Jared Beach
Jared Beach

Reputation: 3163

Close OPC DA Connections

I am using OPC Foundation's OpcNetApi.dll to communicate with an OPC DA server.

I am curious if there is a programatic way to kill specific connections which are currently active on the server using this library or a similar library.

Upvotes: 1

Views: 982

Answers (1)

bruceceng
bruceceng

Reputation: 2182

I'm not positive, but I don't think what you are asking for is always possible (without a debugger). OPC is based on Microsoft COM. There are two ways that COM can be implemented:in-proc and out-of-proc. The choice depends on the OPC server vendor.

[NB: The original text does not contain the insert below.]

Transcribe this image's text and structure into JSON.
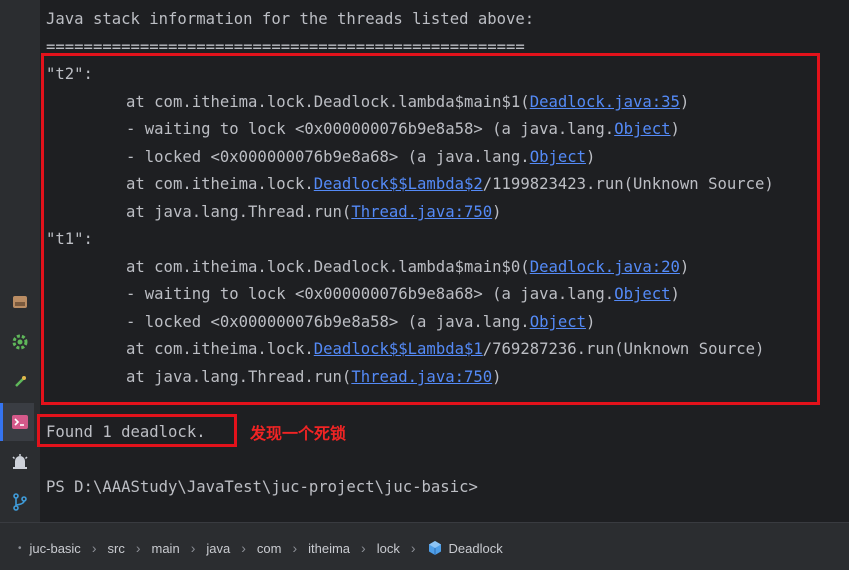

With an in-proc implementation, if you are running the OPC client on the same machine as the OPC server then the OPC server is just a dll that is loaded directly into the memory space of the OPC client. This dll exposes the OPC interfaces like CreateGroup, ReadAllItems, etc. Now it is probably getting the actual data through some other mechanism (named pipe, TCP/IP, etc) but this depends again on the OPC server implementation. The only way to really force stop this OPC server is to end the OPC client or get the OPC client program. Of course the OPC client or OPC server may already have implemented a mechanism to end, but there is not guarantee.

If it is an out-of-proc OPC implementation then the OPC server will run in a separate executable so you can find the name of that executable and terminate it. (You can search in regedit for the name of the OPC server to find the corresponding executable name). If I remember correctly, the OPC server can be designed so all clients share one executable or each OPC client gets their own instance of the executable.

If you are running the OPC server remotely then it is probably going to be loaded inside of a stub program if its an in-proc implementation and then tied to RPC. If you block the ports that RPC communicates over I think most clients would decide to disconnect after a while, although there is no guarentee they won't try to reconnect later.